Basic proportional dynamics

\(\tau \dot{p} = s - p\)

Parameters:
  • p – potential, higher values lead to higher activations

  • s – stimulus, higher values lead to larger changes of the potentials (depends on the dynamics function)

  • h – resting level, a.k.a. constant offset

  • tau – time scaling factor, higher values lead to slower changes of the potentials (linear dependency)
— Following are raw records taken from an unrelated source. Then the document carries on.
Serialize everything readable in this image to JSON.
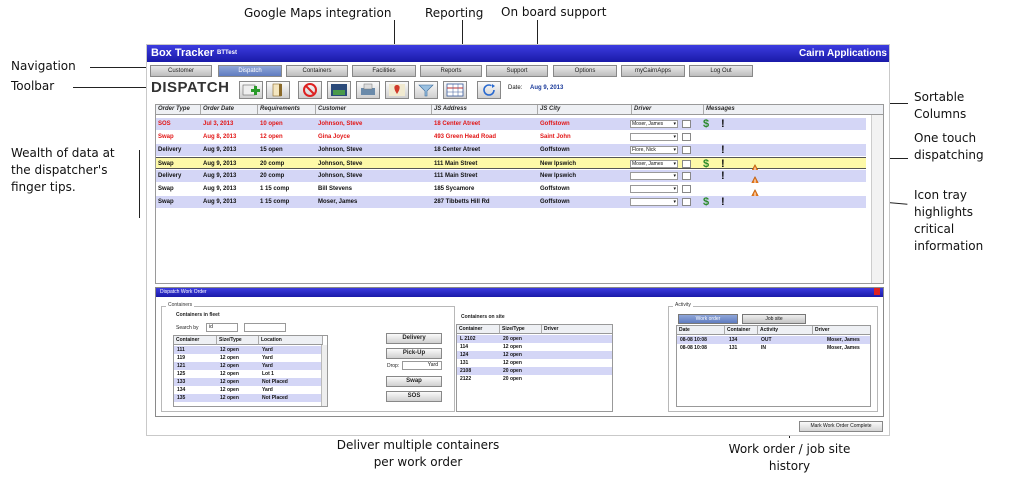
{
  "annotations": {
    "google_maps": "Google Maps integration",
    "reporting": "Reporting",
    "onboard": "On board support",
    "navigation": "Navigation",
    "toolbar": "Toolbar",
    "wealth": "Wealth of data at the dispatcher's finger tips.",
    "sortable": "Sortable Columns",
    "onetouch": "One touch dispatching",
    "icontray": "Icon tray highlights critical information",
    "deliver_multi": "Deliver multiple containers per work order",
    "history": "Work order / job site history"
  },
  "app": {
    "title": "Box Tracker",
    "title_sup": "BTTest",
    "company": "Cairn Applications"
  },
  "nav": {
    "tabs": [
      "Customer",
      "Dispatch",
      "Containers",
      "Facilities",
      "Reports",
      "Support",
      "Options",
      "myCairnApps",
      "Log Out"
    ],
    "active": "Dispatch"
  },
  "toolbar": {
    "title": "DISPATCH",
    "date_label": "Date:",
    "date_value": "Aug 9, 2013",
    "icons": [
      "add-icon",
      "document-icon",
      "cancel-icon",
      "map-icon",
      "printer-icon",
      "map-pin-icon",
      "filter-icon",
      "table-icon",
      "refresh-icon"
    ]
  },
  "grid": {
    "columns": [
      "Order Type",
      "Order Date",
      "Requirements",
      "Customer",
      "JS Address",
      "JS City",
      "Driver",
      "Messages"
    ],
    "rows": [
      {
        "type": "SOS",
        "date": "Jul 3, 2013",
        "req": "10 open",
        "customer": "Johnson, Steve",
        "address": "18 Center Atreet",
        "city": "Goffstown",
        "driver": "Moser, James",
        "dollar": true,
        "bang": true,
        "warn": false,
        "style": "blue",
        "red": true
      },
      {
        "type": "Swap",
        "date": "Aug 8, 2013",
        "req": "12 open",
        "customer": "Gina Joyce",
        "address": "493 Green Head Road",
        "city": "Saint John",
        "driver": "",
        "dollar": false,
        "bang": false,
        "warn": false,
        "style": "white",
        "red": true
      },
      {
        "type": "Delivery",
        "date": "Aug 9, 2013",
        "req": "15 open",
        "customer": "Johnson, Steve",
        "address": "18 Center Atreet",
        "city": "Goffstown",
        "driver": "Flore, Nick",
        "dollar": false,
        "bang": true,
        "warn": false,
        "style": "blue",
        "red": false
      },
      {
        "type": "Swap",
        "date": "Aug 9, 2013",
        "req": "20 comp",
        "customer": "Johnson, Steve",
        "address": "111 Main Street",
        "city": "New Ipswich",
        "driver": "Moser, James",
        "dollar": true,
        "bang": true,
        "warn": true,
        "style": "yellow",
        "red": false
      },
      {
        "type": "Delivery",
        "date": "Aug 9, 2013",
        "req": "20 comp",
        "customer": "Johnson, Steve",
        "address": "111 Main Street",
        "city": "New Ipswich",
        "driver": "",
        "dollar": false,
        "bang": true,
        "warn": true,
        "style": "blue",
        "red": false
      },
      {
        "type": "Swap",
        "date": "Aug 9, 2013",
        "req": "1 15 comp",
        "customer": "Bill Stevens",
        "address": "185 Sycamore",
        "city": "Goffstown",
        "driver": "",
        "dollar": false,
        "bang": false,
        "warn": true,
        "style": "white",
        "red": false
      },
      {
        "type": "Swap",
        "date": "Aug 9, 2013",
        "req": "1 15 comp",
        "customer": "Moser, James",
        "address": "287 Tibbetts Hill Rd",
        "city": "Goffstown",
        "driver": "",
        "dollar": true,
        "bang": true,
        "warn": false,
        "style": "blue",
        "red": false
      }
    ]
  },
  "work_order": {
    "title": "Dispatch Work Order",
    "containers_legend": "Containers",
    "containers_in_fleet": "Containers in fleet",
    "search_by": "Search by",
    "search_by_value": "id",
    "fleet_columns": [
      "Container",
      "Size/Type",
      "Location"
    ],
    "fleet_rows": [
      [
        "111",
        "12 open",
        "Yard"
      ],
      [
        "119",
        "12 open",
        "Yard"
      ],
      [
        "121",
        "12 open",
        "Yard"
      ],
      [
        "125",
        "12 open",
        "Lot 1"
      ],
      [
        "133",
        "12 open",
        "Not Placed"
      ],
      [
        "134",
        "12 open",
        "Yard"
      ],
      [
        "135",
        "12 open",
        "Not Placed"
      ]
    ],
    "buttons": {
      "delivery": "Delivery",
      "pickup": "Pick-Up",
      "drop_label": "Drop:",
      "drop_value": "Yard",
      "swap": "Swap",
      "sos": "SOS"
    },
    "on_site_label": "Containers on site",
    "site_columns": [
      "Container",
      "Size/Type",
      "Driver"
    ],
    "site_rows": [
      [
        "L 2102",
        "20 open",
        ""
      ],
      [
        "114",
        "12 open",
        ""
      ],
      [
        "124",
        "12 open",
        ""
      ],
      [
        "131",
        "12 open",
        ""
      ],
      [
        "2108",
        "20 open",
        ""
      ],
      [
        "2122",
        "20 open",
        ""
      ]
    ],
    "activity_legend": "Activity",
    "activity_tabs": [
      "Work order",
      "Job site"
    ],
    "activity_columns": [
      "Date",
      "Container",
      "Activity",
      "Driver"
    ],
    "activity_rows": [
      [
        "08-08 10:08",
        "134",
        "OUT",
        "Moser, James"
      ],
      [
        "08-08 10:08",
        "131",
        "IN",
        "Moser, James"
      ]
    ],
    "complete_button": "Mark Work Order Complete"
  },
  "colors": {
    "titlebar": "#1a1aa8",
    "row_blue": "#d4d6f6",
    "row_yellow": "#fdf9a8",
    "sos_red": "#e21616",
    "dollar_green": "#2a8a2a",
    "warn_orange": "#e8781a"
  }
}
  • kwargs – additional parameters to the potential dynamics

base

class RecurrentPolicy(spec: EnvSpec, use_cuda: bool)[source]

Bases: Policy, ABC

Base class for recurrent policies. The policy does not store the hidden state on it’s own, so it requires two arguments: (observation, hidden) and returns two values: (action, new_hidden). The hidden tensor is an 1-dim vector of state variables with unspecified meaning. In the batching case, it should be a 2-dim array, where the first dimension is the batch size matching that of the observations.

Constructor

Parameters:
  • spec – environment specification

  • use_cudaTrue to move the policy to the GPU, False (default) to use the CPU

abstract evaluate(rollout: StepSequence, hidden_states_name: str = 'hidden_states') Tensor[source]

Re-evaluate the given rollout and return a derivable action tensor. This method makes sure that the gradient is propagated through the hidden state.

Parameters:
  • rollout – complete rollout

  • hidden_states_name – name of hidden states rollout entry, used for recurrent networks. Change this string for value functions.

Returns:

actions with gradient data

abstract forward(obs: ~torch.Tensor, hidden: ~typing.Optional[~torch.Tensor] = None) -> (<class 'torch.Tensor'>, <class 'torch.Tensor'>)[source]
Parameters:
  • obs – observation from the environment

  • hidden – the network’s hidden state. If None, use init_hidden()

Returns:

action to be taken and new hidden state

abstract property hidden_size: int

Get the number of hidden state variables.

init_hidden(batch_size: Optional[int] = None) Tensor[source]

Provide initial values for the hidden parameters. This should usually be a zero tensor.

Parameters:

batch_size – number of states to track in parallel

Returns:

Tensor of batch_size x hidden_size

property is_recurrent: bool

Bool to signalise it the policy has a recurrent architecture.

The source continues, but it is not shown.